1. RoseAnn DeMoro on the Robin Hood Tax: RoseAnn DeMoro explains how a small government levy on financial transactions could make a big difference for needful Americans (25:20).

UPDATE:

RoseAnn DeMoro appeared on The Real News Network and together with Robert Pollin, Professor of Economics at the University of Massachusetts in Amherst, talked about the financial transactions tax:

IFRAME Embed for Youtube

Transcript:

ROBERT POLLIN: Okay. So the basic idea of a financial transaction tax is that it’s the equivalent of a sales tax. Right now if you go down the street and you buy a bicycle, if you buy a car, if you buy chewing gum, if you buy a baseball hat, you’re going to pay 6, 7 percent on your sale. So $100 sale, you’re going to pay $6. Right now, every single financial transaction on Wall Street and throughout the world—that is, every purchase of the stock, every purchase of a bond, a derivative, foreign exchange—goes untaxed.
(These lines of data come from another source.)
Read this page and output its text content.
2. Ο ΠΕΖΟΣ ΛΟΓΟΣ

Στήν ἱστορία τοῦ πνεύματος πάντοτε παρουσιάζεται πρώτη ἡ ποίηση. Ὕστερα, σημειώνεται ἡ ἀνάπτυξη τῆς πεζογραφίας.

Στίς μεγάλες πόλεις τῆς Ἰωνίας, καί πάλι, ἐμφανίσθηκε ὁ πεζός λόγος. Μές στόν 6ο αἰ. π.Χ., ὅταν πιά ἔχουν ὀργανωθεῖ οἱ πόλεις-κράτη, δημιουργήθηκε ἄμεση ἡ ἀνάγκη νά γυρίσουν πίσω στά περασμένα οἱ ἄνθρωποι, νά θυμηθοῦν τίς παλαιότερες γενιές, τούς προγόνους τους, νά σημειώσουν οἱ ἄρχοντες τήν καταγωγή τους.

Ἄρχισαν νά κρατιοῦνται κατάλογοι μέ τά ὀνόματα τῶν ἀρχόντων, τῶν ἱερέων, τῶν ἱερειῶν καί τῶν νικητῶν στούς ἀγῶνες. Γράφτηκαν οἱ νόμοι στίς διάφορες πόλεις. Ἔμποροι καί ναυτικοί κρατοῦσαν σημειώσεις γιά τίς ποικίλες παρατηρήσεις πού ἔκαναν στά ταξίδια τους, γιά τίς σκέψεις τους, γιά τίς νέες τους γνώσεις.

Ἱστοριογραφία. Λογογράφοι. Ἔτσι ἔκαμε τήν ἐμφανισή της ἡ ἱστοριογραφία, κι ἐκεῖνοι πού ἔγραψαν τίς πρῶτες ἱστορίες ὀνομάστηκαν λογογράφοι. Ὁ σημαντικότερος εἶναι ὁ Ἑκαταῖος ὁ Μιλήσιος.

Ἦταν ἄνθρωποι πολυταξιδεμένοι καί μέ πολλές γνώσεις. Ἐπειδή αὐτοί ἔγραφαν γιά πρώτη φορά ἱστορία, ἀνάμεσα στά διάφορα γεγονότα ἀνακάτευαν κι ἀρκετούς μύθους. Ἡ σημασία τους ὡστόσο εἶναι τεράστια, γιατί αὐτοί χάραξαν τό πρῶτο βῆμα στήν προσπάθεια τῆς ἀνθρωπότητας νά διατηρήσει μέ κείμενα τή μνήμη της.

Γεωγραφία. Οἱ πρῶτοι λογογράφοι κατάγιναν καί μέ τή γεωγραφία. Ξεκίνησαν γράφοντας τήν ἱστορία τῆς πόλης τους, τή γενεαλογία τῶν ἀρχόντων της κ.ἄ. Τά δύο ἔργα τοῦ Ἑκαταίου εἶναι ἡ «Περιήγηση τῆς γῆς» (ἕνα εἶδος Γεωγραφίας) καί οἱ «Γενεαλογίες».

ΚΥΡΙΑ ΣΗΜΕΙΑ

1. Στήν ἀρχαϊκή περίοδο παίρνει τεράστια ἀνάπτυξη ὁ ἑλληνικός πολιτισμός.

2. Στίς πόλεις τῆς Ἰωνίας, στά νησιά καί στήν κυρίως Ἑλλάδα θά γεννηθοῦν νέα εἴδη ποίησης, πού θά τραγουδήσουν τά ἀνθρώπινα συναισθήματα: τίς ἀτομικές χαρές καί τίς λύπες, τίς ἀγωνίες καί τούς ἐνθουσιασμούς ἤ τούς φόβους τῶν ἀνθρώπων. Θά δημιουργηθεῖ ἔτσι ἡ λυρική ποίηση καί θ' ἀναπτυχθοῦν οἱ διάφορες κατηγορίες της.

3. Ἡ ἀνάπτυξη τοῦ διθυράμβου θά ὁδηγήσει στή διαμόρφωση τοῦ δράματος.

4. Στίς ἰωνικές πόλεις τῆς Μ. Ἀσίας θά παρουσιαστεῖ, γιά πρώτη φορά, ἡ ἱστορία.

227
So this is an enormous potential source of new tax revenue, even to just come up to something like a degree of fairness relative to a sales tax.Now, if we start with a very modest tax on stocks of 0.5 percent, that would mean $.50 on a $100 purchase of stocks, which would then mean, say, $0.25 for the buyer and the seller, $0.25 on a transaction of $100 of stock. Then if we also tax bonds and derivatives at much lower rates, you can generate around $350 billion a year within the United States. Three hundred and fifty billion dollars a year, that’s more than one-third of the entire federal deficit. It’s more than three times more [than] all the states’ deficits and the austerity programs that they are being forced into. You could cover those three times over just by implementing a financial transaction tax.